Die erste Reaktion darauf ist anerkennendes Gelächter im Saal, die nächsten Reaktionen sind massenweise Sympathiebekundungen im Internet, und fast alle beziehen sich auf diesen Satz.
Sein Englisch hört sich noch etwas deutsch an
Jürgen Klopp, 48 Jahre alt, hat sich einfach mal selbst gelabelt, als Sprachspieler, obwohl die Sprache nicht einmal seine ist. Sein Englisch hört sich noch etwas deutsch an, aber kein Spieler des FC Liverpool wird sich herausreden können, dass er nicht verstehe, was der neue Trainer von ihm will. Ihm sei ja vorher von vielen über die britische Presse berichtet worden, sagt Klopp und schaut keck in die große Runde. „Jetzt ist es an Ihnen, zu zeigen, dass das alles Lügner waren.“ Noch einmal Gelächter.

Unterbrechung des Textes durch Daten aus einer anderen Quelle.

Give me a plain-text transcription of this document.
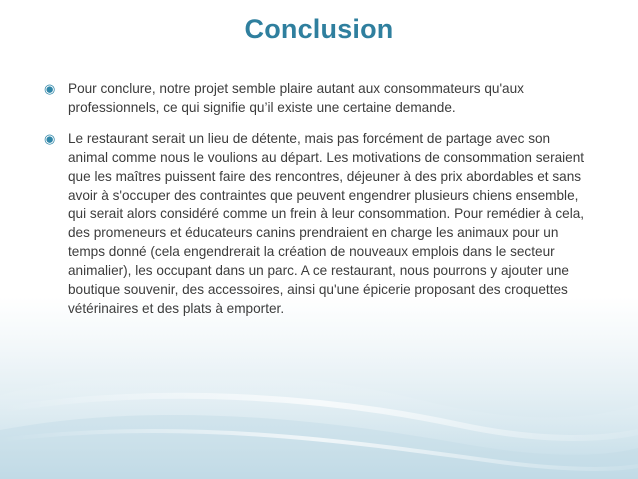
Conclusion
◉ Pour conclure, notre projet semble plaire autant aux consommateurs qu'aux professionnels, ce qui signifie qu’il existe une certaine demande.
◉ Le restaurant serait un lieu de détente, mais pas forcément de partage avec son animal comme nous le voulions au départ. Les motivations de consommation seraient que les maîtres puissent faire des rencontres, déjeuner à des prix abordables et sans avoir à s'occuper des contraintes que peuvent engendrer plusieurs chiens ensemble, qui serait alors considéré comme un frein à leur consommation. Pour remédier à cela, des promeneurs et éducateurs canins prendraient en charge les animaux pour un temps donné (cela engendrerait la création de nouveaux emplois dans le secteur animalier), les occupant dans un parc. A ce restaurant, nous pourrons y ajouter une boutique souvenir, des accessoires, ainsi qu'une épicerie proposant des croquettes vétérinaires et des plats à emporter.
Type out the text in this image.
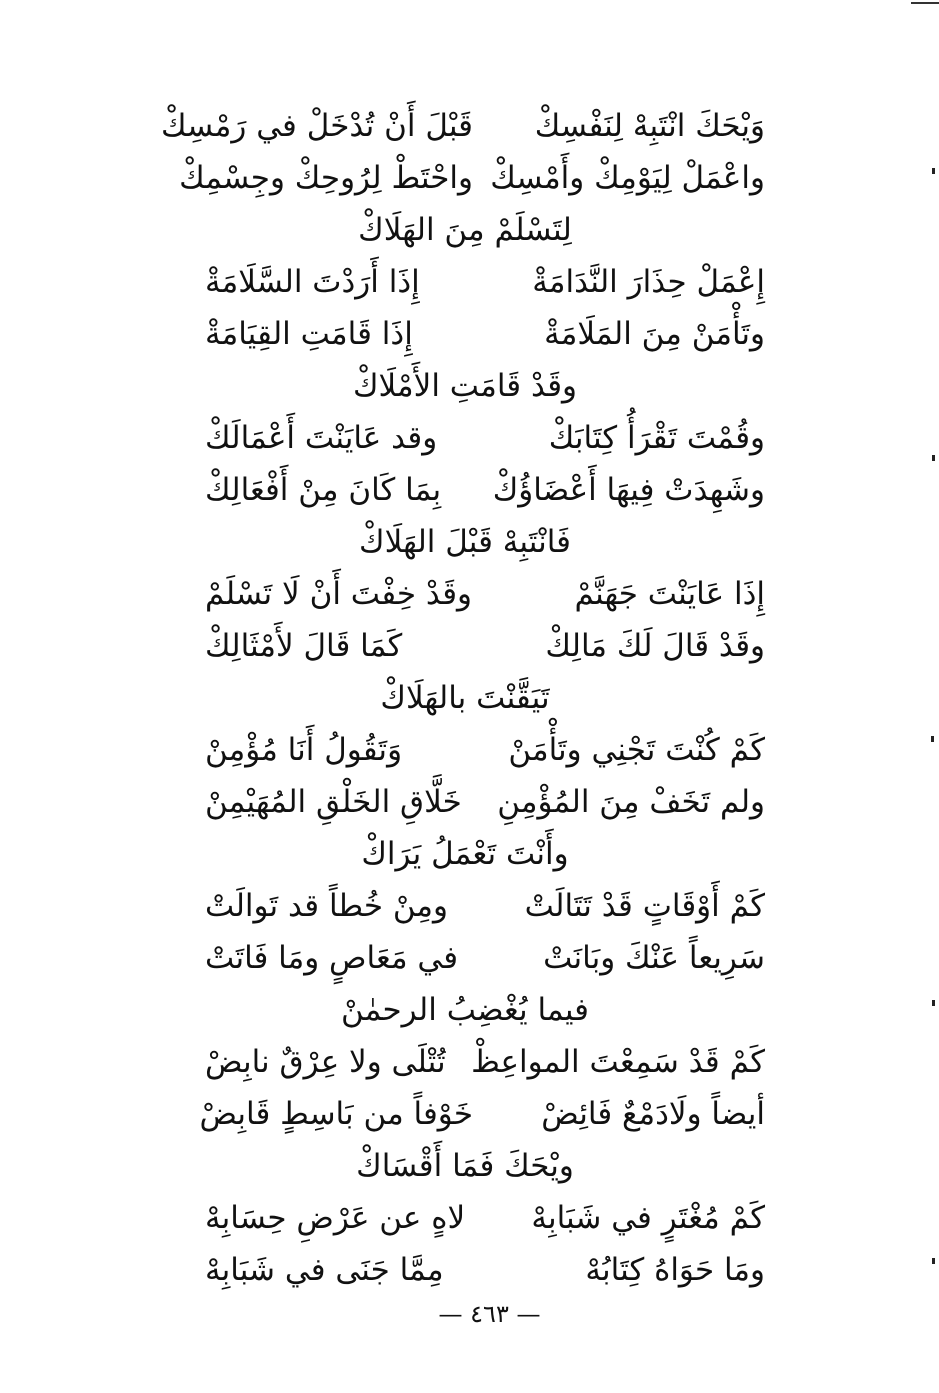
وَيْحَكَ انْتَبِهْ لِنَفْسِكْ
قَبْلَ أَنْ تُدْخَلْ في رَمْسِكْ
واعْمَلْ لِيَوْمِكْ وأَمْسِكْ
واحْتَطْ لِرُوحِكْ وجِسْمِكْ
لِتَسْلَمْ مِنَ الهَلَاكْ
إِعْمَلْ حِذَارَ النَّدَامَةْ
إِذَا أَرَدْتَ السَّلَامَةْ
وتَأْمَنْ مِنَ المَلَامَةْ
إِذَا قَامَتِ القِيَامَةْ
وقَدْ قَامَتِ الأَمْلَاكْ
وقُمْتَ تَقْرَأُ كِتَابَكْ
وقد عَايَنْتَ أَعْمَالَكْ
وشَهِدَتْ فِيهَا أَعْضَاؤُكْ
بِمَا كَانَ مِنْ أَفْعَالِكْ
فَانْتَبِهْ قَبْلَ الهَلَاكْ
إِذَا عَايَنْتَ جَهَنَّمْ
وقَدْ خِفْتَ أَنْ لَا تَسْلَمْ
وقَدْ قَالَ لَكَ مَالِكْ
كَمَا قَالَ لأَمْثَالِكْ
تَيَقَّنْتَ بالهَلَاكْ
كَمْ كُنْتَ تَجْنِي وتَأْمَنْ
وَتَقُولُ أَنَا مُؤْمِنْ
ولم تَخَفْ مِنَ المُؤْمِنِ
خَلَّاقِ الخَلْقِ المُهَيْمِنْ
وأَنْتَ تَعْمَلُ يَرَاكْ
كَمْ أَوْقَاتٍ قَدْ تَتَالَتْ
ومِنْ خُطاً قد تَوالَتْ
سَرِيعاً عَنْكَ وبَانَتْ
في مَعَاصٍ ومَا فَاتَتْ
فيما يُغْضِبُ الرحمٰنْ
كَمْ قَدْ سَمِعْتَ المواعِظْ
تُتْلَى ولا عِرْقٌ نابِضْ
أيضاً ولَادَمْعٌ فَائِضْ
خَوْفاً من بَاسِطٍ قَابِضْ
ويْحَكَ فَمَا أَقْسَاكْ
كَمْ مُغْتَرٍ في شَبَابِهْ
لاهٍ عن عَرْضِ حِسَابِهْ
ومَا حَوَاهُ كِتَابُهْ
مِمَّا جَنَى في شَبَابِهْ
— ٤٦٣ —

In Liverpool macht Klopp damit weiter, womit er groß rausgekommen ist im Fußball. Mit dem leidenschaftlichen Erzählen über ein an sich einfaches Spiel. Bei der WM 2006 erlebte das erstmals das ganze Land, als er im ZDF die Begegnungen nachbesprach und dabei immer klang, als hätte er eben selbst am liebsten mitgespielt. Aus ihm sprudelten Sätze wie der zum 0:0 der Fußball-Giganten Argentinien und Niederlande: „Das ist wie wenn Weihnachten und Ostern zusammenfallen und du bekommst nur ein Paar Socken geschenkt.“
Der FC Liverpool ist sein dritter Klub
Er ist the normal one, special ones sind für ihn die Klubs mit ihren Fans. Der FC Liverpool ist auch erst der dritte in seiner Reihe als Trainer. Den FSV Mainz 05, selbst ernannter Karnevalsverein des Fußballs, hat er als Erster in die Bundesliga geführt, mit Borussia Dortmund, dem Arbeiterstolz aus dem Ruhrgebiet, ist er zweimal Deutscher Meister geworden und Finalist der Champions League.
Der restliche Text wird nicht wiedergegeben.